1.3.2 Section 7: Interactions between policy makers, media and citizens
This section focuses on the operation of power in relationships between political leaders, the media and citizens, based on the underlying question: who influences who?
One approach is to consider the individual investigative journalist or 'news hound' sniffing out a story, undaunted by vested interests, determined to uncover facts and to break his or her story to the public at any cost. This might be called 'the heroic journalist narrative'. Another is to argue that the ownership and system of media production is such that the news contains stories and interpretations of them that systematically favour the ruling elite, and as a result is biased against non-mainstream views and voices. This has nothing to do with the views or actions of individual journalists: the argument is rather that in a capitalist society, audience share and commercial interests determine what counts as news.
An alternative approach, based on a study of US media coverage of the Vietnam War, focuses on relationships between political elites and journalists, rather than on the media production process as a system.

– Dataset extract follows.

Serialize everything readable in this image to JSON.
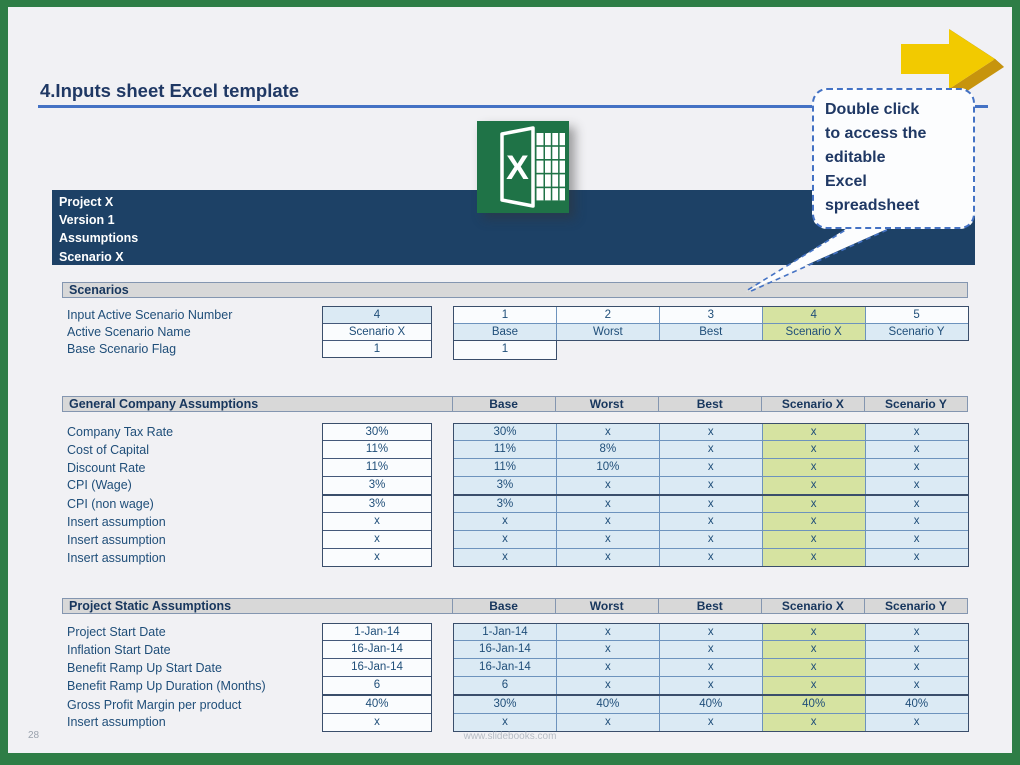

In this perspective, news is not determined by the relationships between elites and production processes, but rather an outcome of the struggles both within and between social groups (including political elites and journalists). It is shaped by the particular cultures and histories of those groups in different contexts.
This section also explores just how much autonomy there is at the level of media culture and examines the degree of freedom that contemporary (and indeed public-corporation based) journalism can enjoy, and further explores the notion of the ‘heroic journalist’.